Why has a reliable computational framework been difficult to develop? The problem is that none of the simpler mathematical approaches are formally valid for this system: the couplings of excitations are neither very strong nor very weak, instead they seem, in a Goldilocks sense, to be “just right” for biology but therefore “just wrong” for perturbation theories. Quantum transport in this regime appears to be a general time-dependent quantum problem. Computer studies of many body quantum dynamics suffer from the “sign” problem of accounting for numerous destructively interfering paths (17); pure random sampling methods fail to sample a balancing number of positive and negative paths, making the averaging exponentially difficult when there are many interfering paths. The framework used by Ishizaki and Fleming (3), instead of sampling quantum trajectories, builds on a general approach to condensed-phase quantum dynamics developed extensively in the chemical context by Tanimura (18) in which a finite hierarchy of levels of excitations in each of the modes of motion are coupled together and accounted for completely. Then the dynamics in this large, but finite, quantum space is exhaustively probed. In the present system, convergence seems to be reached with 12 excitations. A very different-appearing, but actually deeply related, path integration scheme has been applied by Ray and Makri (19) to energy transport in a different photosynthetic complex, where, unfortunately, the experiments are less complete.
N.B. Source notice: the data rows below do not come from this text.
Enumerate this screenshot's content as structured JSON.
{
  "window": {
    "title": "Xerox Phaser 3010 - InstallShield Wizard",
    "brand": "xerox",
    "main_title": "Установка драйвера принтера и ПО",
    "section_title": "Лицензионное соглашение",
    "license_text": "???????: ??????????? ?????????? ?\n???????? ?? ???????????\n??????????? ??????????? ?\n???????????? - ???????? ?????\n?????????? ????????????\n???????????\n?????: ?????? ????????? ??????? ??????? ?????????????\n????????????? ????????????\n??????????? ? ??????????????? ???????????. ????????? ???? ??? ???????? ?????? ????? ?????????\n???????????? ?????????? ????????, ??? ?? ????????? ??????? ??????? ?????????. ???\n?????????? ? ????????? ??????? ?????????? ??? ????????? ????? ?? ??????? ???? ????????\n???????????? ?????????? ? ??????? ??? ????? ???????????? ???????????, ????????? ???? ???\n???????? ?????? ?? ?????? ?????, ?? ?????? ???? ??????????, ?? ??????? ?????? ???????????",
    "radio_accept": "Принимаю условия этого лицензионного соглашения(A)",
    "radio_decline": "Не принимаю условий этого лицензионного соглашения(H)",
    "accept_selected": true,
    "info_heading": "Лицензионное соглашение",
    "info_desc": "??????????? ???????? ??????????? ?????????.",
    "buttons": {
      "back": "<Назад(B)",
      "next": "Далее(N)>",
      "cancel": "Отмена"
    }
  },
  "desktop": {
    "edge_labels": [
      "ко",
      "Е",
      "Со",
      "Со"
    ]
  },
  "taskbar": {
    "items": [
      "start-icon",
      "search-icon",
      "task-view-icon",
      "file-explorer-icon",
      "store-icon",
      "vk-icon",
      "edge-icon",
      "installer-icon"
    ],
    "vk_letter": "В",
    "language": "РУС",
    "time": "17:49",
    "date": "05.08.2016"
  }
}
Will the weirdness of quantum coherence surface elsewhere in physiology? There are signs of it in the initial events of vision (20). Is there an evolutionary drive here, too, for quantum effects to be as fully exploited as possible? The quantum effects may be simply a relic of the fact that the molecular ancestors of the visual chromophore once were and still are used for photosynthetic energy capture by archaebacteria. Yet, seeing tigers even a little better could have helped survival over the eons. Perhaps some of the quantum coherent advantages of information processing and sensing are exploited in vision, but my internal alarm bells go off when I consider such a prospect. Should they?